Having trained 35 people in four London boroughs, we piloted CHALK (Creating Health for Active Local Kids) with 104 children and their families. CHALK consists of five 90 minute sessions.
Out of school programmes have a reputation for attracting the articulate middle classes, which would exacerbate health inequalities in child obesity. So, to reach families who might not normally engage with such initiatives, we offered flexibility in delivery - during the pilot, we ran CHALK as:
- after school activity
- daily over the half-term break
- on Saturdays
- at a mix of venues – including schools, mosques, community and leisure centres.
In partnership with the Healthy Living Alliance, families were recruited through local voluntary sector organisations, helping to build bridges between statutory and voluntary sectors.
CHALK was highly rated by children and parents, and by trainers keen to run it again. But will the changes apparent at the end of the programme stick long enough to improve the health of these families? We hope to follow a cohort to find out. Meanwhile, early outcomes are very promising – a cookery group was set up as a direct result of parents participating in CHALK in one venue, a recipe exchange scheme was started at another, parents shopped with their children for fruits and vegetables that they had first tasted at CHALK, families discovered their local park.

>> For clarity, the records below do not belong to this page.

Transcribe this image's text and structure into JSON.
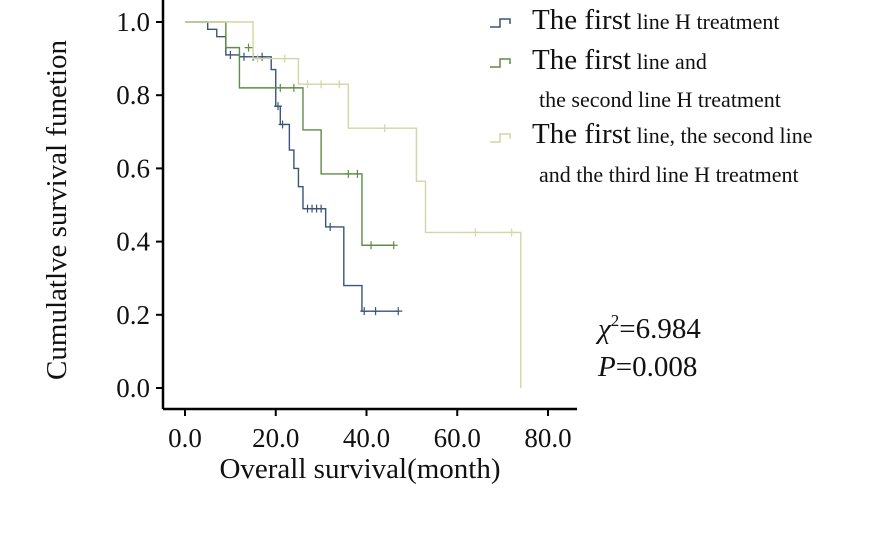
{
  "chart_data": {
    "type": "line",
    "step": true,
    "xlabel": "Overall survival(month)",
    "ylabel": "Cumulatlve survival funetion",
    "xlim": [
      0,
      80
    ],
    "ylim": [
      0,
      1
    ],
    "x_ticks": [
      "0.0",
      "20.0",
      "40.0",
      "60.0",
      "80.0"
    ],
    "y_ticks": [
      "0.0",
      "0.2",
      "0.4",
      "0.6",
      "0.8",
      "1.0"
    ],
    "grid": false,
    "legend_position": "top-right",
    "series": [
      {
        "legend_lines": [
          {
            "big": "The first",
            "small": " line H treatment"
          }
        ],
        "color": "#3b5478",
        "points": [
          [
            0,
            1.0
          ],
          [
            5,
            1.0
          ],
          [
            5,
            0.98
          ],
          [
            7,
            0.98
          ],
          [
            7,
            0.96
          ],
          [
            9,
            0.96
          ],
          [
            9,
            0.91
          ],
          [
            12,
            0.91
          ],
          [
            12,
            0.905
          ],
          [
            19,
            0.905
          ],
          [
            19,
            0.87
          ],
          [
            20,
            0.87
          ],
          [
            20,
            0.77
          ],
          [
            21,
            0.77
          ],
          [
            21,
            0.72
          ],
          [
            23,
            0.72
          ],
          [
            23,
            0.65
          ],
          [
            24,
            0.65
          ],
          [
            24,
            0.6
          ],
          [
            25,
            0.6
          ],
          [
            25,
            0.55
          ],
          [
            26,
            0.55
          ],
          [
            26,
            0.49
          ],
          [
            31,
            0.49
          ],
          [
            31,
            0.44
          ],
          [
            35,
            0.44
          ],
          [
            35,
            0.28
          ],
          [
            39,
            0.28
          ],
          [
            39,
            0.21
          ],
          [
            47,
            0.21
          ]
        ],
        "censor": [
          [
            10,
            0.91
          ],
          [
            13,
            0.905
          ],
          [
            15,
            0.905
          ],
          [
            17,
            0.905
          ],
          [
            20.5,
            0.77
          ],
          [
            21.5,
            0.72
          ],
          [
            27,
            0.49
          ],
          [
            28,
            0.49
          ],
          [
            29,
            0.49
          ],
          [
            30,
            0.49
          ],
          [
            32,
            0.44
          ],
          [
            39.5,
            0.21
          ],
          [
            42,
            0.21
          ],
          [
            47,
            0.21
          ]
        ]
      },
      {
        "legend_lines": [
          {
            "big": "The first",
            "small": " line and"
          },
          {
            "big": "",
            "small": "the second line H treatment"
          }
        ],
        "color": "#5f8c48",
        "points": [
          [
            0,
            1.0
          ],
          [
            9,
            1.0
          ],
          [
            9,
            0.93
          ],
          [
            12,
            0.93
          ],
          [
            12,
            0.82
          ],
          [
            26,
            0.82
          ],
          [
            26,
            0.705
          ],
          [
            30,
            0.705
          ],
          [
            30,
            0.585
          ],
          [
            38,
            0.585
          ],
          [
            38,
            0.585
          ],
          [
            39,
            0.585
          ],
          [
            39,
            0.39
          ],
          [
            46,
            0.39
          ]
        ],
        "censor": [
          [
            14,
            0.93
          ],
          [
            21,
            0.82
          ],
          [
            24,
            0.82
          ],
          [
            36,
            0.585
          ],
          [
            38,
            0.585
          ],
          [
            41,
            0.39
          ],
          [
            46,
            0.39
          ]
        ]
      },
      {
        "legend_lines": [
          {
            "big": "The first",
            "small": " line, the second line"
          },
          {
            "big": "",
            "small": "and the third line H treatment"
          }
        ],
        "color": "#d3d6a3",
        "points": [
          [
            0,
            1.0
          ],
          [
            15,
            1.0
          ],
          [
            15,
            0.9
          ],
          [
            25,
            0.9
          ],
          [
            25,
            0.83
          ],
          [
            36,
            0.83
          ],
          [
            36,
            0.71
          ],
          [
            51,
            0.71
          ],
          [
            51,
            0.565
          ],
          [
            53,
            0.565
          ],
          [
            53,
            0.425
          ],
          [
            74,
            0.425
          ],
          [
            74,
            0.0
          ]
        ],
        "censor": [
          [
            16,
            0.9
          ],
          [
            22,
            0.9
          ],
          [
            27,
            0.83
          ],
          [
            30,
            0.83
          ],
          [
            34,
            0.83
          ],
          [
            44,
            0.71
          ],
          [
            64,
            0.425
          ],
          [
            72,
            0.425
          ]
        ]
      }
    ],
    "annotations": {
      "chi_symbol": "χ",
      "chi_sup": "2",
      "chi_value": "=6.984",
      "p_symbol": "P",
      "p_value": "=0.008"
    }
  }
}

These new initiatives build local capacity to tackle an important public health issue and are cost effective. We are exploring the scope for further delivery of these programmes, now the funded project has ended.
But in the impending climate of NHS belt-tightening, we hope tackling childhood obesity will not be overlooked.
Fiona Sim and Raheelah Ahmad are based at the London teaching public health network, London School of Hygiene and Tropical Medicine.